In [0]:
df_caso = spark.read.csv("dbfs:/databricks-datasets/COVID/coronavirusdataset/Case.csv", header="true", inferSchema="true")
df_paciente = spark.read.csv("dbfs:/databricks-datasets/COVID/coronavirusdataset/PatientInfo.csv", header="true", inferSchema="true")
df_caminho = spark.read.csv("dbfs:/databricks-datasets/COVID/coronavirusdataset/PatientRoute.csv", header="true", inferSchema="true")

In [0]:
df_caso.show(2)
df_paciente.show(2)
df_caminho.show(2)

+--------+--------+----------+-----+--------------+---------+---------+----------+
| case_id|province|      city|group|infection_case|confirmed| latitude| longitude|
+--------+--------+----------+-----+--------------+---------+---------+----------+
| 1000001|   Seoul|Yongsan-gu| true| Itaewon Clubs|      139|37.538621|126.992652|
| 1000002|   Seoul| Gwanak-gu| true|       Richway|      119| 37.48208|126.901384|
+--------+--------+----------+-----+--------------+---------+---------+----------+
only showing top 2 rows

+----------+----+---+-------+--------+-----------+---------------+-----------+--------------+------------------+-------------------+-------------------+-------------+--------+
|patient_id| sex|age|country|province|       city| infection_case|infected_by|contact_number|symptom_onset_date|     confirmed_date|      released_date|deceased_date|   state|
+----------+----+---+-------+--------+-----------+---------------+-----------+--------------+------------------+-------------

In [0]:
df_caso.createOrReplaceTempView("caso")
df_paciente.createOrReplaceTempView("paciente")
df_caminho.createOrReplaceTempView("caminho")

In [0]:
spark.catalog.listTables()

Out[8]: [Table(name='caminho', database=None, description=None, tableType='TEMPORARY', isTemporary=True),
 Table(name='caso', database=None, description=None, tableType='TEMPORARY', isTemporary=True),
 Table(name='paciente', database=None, description=None, tableType='TEMPORARY', isTemporary=True)]

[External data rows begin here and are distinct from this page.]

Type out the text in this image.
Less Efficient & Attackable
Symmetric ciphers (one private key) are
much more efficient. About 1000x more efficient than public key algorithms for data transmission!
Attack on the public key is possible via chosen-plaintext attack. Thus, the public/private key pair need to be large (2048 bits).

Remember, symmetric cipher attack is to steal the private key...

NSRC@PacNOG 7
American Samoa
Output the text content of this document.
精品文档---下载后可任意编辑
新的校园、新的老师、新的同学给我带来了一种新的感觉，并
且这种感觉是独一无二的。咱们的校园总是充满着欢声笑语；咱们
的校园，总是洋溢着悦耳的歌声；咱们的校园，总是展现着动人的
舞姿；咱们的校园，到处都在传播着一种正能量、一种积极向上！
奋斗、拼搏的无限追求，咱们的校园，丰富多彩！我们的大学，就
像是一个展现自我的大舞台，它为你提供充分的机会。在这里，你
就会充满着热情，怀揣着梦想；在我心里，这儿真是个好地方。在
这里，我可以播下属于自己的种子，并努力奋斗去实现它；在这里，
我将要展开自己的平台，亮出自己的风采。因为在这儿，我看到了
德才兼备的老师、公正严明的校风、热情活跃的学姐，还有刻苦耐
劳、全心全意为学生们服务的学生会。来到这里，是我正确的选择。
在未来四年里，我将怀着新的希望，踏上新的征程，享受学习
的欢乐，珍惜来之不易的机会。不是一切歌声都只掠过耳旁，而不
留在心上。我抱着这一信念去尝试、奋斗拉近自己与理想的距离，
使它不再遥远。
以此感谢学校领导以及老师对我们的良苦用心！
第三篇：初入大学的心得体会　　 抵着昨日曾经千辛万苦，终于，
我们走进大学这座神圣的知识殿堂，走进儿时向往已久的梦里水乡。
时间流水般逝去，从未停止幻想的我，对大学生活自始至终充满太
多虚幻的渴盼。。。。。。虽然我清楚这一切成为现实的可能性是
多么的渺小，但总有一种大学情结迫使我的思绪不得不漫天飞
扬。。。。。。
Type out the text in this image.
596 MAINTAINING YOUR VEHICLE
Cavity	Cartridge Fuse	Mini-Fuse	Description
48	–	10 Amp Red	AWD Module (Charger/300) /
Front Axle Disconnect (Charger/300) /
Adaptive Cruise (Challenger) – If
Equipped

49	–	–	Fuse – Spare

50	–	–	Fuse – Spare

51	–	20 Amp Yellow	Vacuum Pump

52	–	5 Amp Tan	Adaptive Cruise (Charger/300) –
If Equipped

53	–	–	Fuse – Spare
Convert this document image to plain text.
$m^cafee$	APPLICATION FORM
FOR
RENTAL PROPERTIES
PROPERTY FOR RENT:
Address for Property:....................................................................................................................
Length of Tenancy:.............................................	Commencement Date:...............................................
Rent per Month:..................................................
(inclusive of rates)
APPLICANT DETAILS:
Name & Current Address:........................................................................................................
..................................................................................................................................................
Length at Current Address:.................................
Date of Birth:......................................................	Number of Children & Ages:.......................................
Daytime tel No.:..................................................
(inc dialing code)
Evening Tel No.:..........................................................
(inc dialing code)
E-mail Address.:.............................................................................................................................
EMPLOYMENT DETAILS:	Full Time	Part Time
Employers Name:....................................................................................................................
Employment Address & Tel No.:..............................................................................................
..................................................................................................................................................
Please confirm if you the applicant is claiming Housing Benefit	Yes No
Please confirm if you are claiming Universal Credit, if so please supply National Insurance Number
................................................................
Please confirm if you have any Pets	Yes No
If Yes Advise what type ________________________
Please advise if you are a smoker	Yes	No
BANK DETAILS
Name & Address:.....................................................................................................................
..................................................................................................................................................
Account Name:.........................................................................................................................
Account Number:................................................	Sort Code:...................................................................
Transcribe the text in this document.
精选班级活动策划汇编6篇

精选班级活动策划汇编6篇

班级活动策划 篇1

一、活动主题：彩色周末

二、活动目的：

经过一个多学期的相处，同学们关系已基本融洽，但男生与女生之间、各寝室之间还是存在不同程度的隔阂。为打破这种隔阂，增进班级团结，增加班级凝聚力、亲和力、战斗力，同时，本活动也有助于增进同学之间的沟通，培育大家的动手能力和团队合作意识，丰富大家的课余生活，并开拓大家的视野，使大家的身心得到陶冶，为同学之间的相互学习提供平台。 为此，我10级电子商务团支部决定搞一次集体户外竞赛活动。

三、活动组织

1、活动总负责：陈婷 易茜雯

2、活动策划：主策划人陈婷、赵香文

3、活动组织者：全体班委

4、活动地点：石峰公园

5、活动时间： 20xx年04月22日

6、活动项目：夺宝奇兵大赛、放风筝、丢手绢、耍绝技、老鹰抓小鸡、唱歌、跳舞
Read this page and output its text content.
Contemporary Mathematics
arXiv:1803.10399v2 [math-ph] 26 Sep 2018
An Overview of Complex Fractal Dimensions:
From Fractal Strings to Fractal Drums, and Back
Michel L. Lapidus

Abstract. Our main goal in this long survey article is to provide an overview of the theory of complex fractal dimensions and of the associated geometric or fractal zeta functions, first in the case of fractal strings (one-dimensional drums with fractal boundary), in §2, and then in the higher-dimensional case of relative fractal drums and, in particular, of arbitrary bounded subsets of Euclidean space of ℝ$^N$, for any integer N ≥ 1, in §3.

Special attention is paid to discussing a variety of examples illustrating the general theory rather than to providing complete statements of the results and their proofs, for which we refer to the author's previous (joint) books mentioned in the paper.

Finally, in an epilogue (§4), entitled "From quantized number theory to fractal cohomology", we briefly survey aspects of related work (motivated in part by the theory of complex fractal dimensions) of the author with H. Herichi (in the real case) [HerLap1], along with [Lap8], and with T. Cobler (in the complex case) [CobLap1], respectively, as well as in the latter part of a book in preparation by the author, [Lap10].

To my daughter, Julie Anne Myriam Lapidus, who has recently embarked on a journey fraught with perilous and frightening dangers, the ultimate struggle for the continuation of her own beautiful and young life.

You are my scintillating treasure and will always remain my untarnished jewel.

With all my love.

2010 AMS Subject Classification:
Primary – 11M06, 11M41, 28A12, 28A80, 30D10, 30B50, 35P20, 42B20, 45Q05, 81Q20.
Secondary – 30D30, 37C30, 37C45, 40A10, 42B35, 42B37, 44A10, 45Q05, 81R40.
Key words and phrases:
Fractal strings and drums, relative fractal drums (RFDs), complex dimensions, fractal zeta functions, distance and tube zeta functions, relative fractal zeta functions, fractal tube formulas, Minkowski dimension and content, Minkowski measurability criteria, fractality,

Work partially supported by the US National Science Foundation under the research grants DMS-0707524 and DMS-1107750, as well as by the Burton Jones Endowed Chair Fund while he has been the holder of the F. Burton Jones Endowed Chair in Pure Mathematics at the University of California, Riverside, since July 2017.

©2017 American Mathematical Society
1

## Quantas linhas existem no dataset Case.csv?

In [0]:
spark.sql("SELECT COUNT(*) FROM caso").show()

+--------+
|count(1)|
+--------+
|     174|
+--------+



## No dataset Case.csv, a média de confirmed é:

In [0]:
spark.sql("SELECT AVG(confirmed) FROM caso").show()

+-----------------+
|   avg(confirmed)|
+-----------------+
|65.48850574712644|
+-----------------+



## No dataset Case.csv, a cidade (city) que apresentou mais casos (confirmed) foi:

In [0]:
spark.sql("SELECT city, COUNT(*) as contador FROM caso GROUP BY city ORDER BY contador DESC").show()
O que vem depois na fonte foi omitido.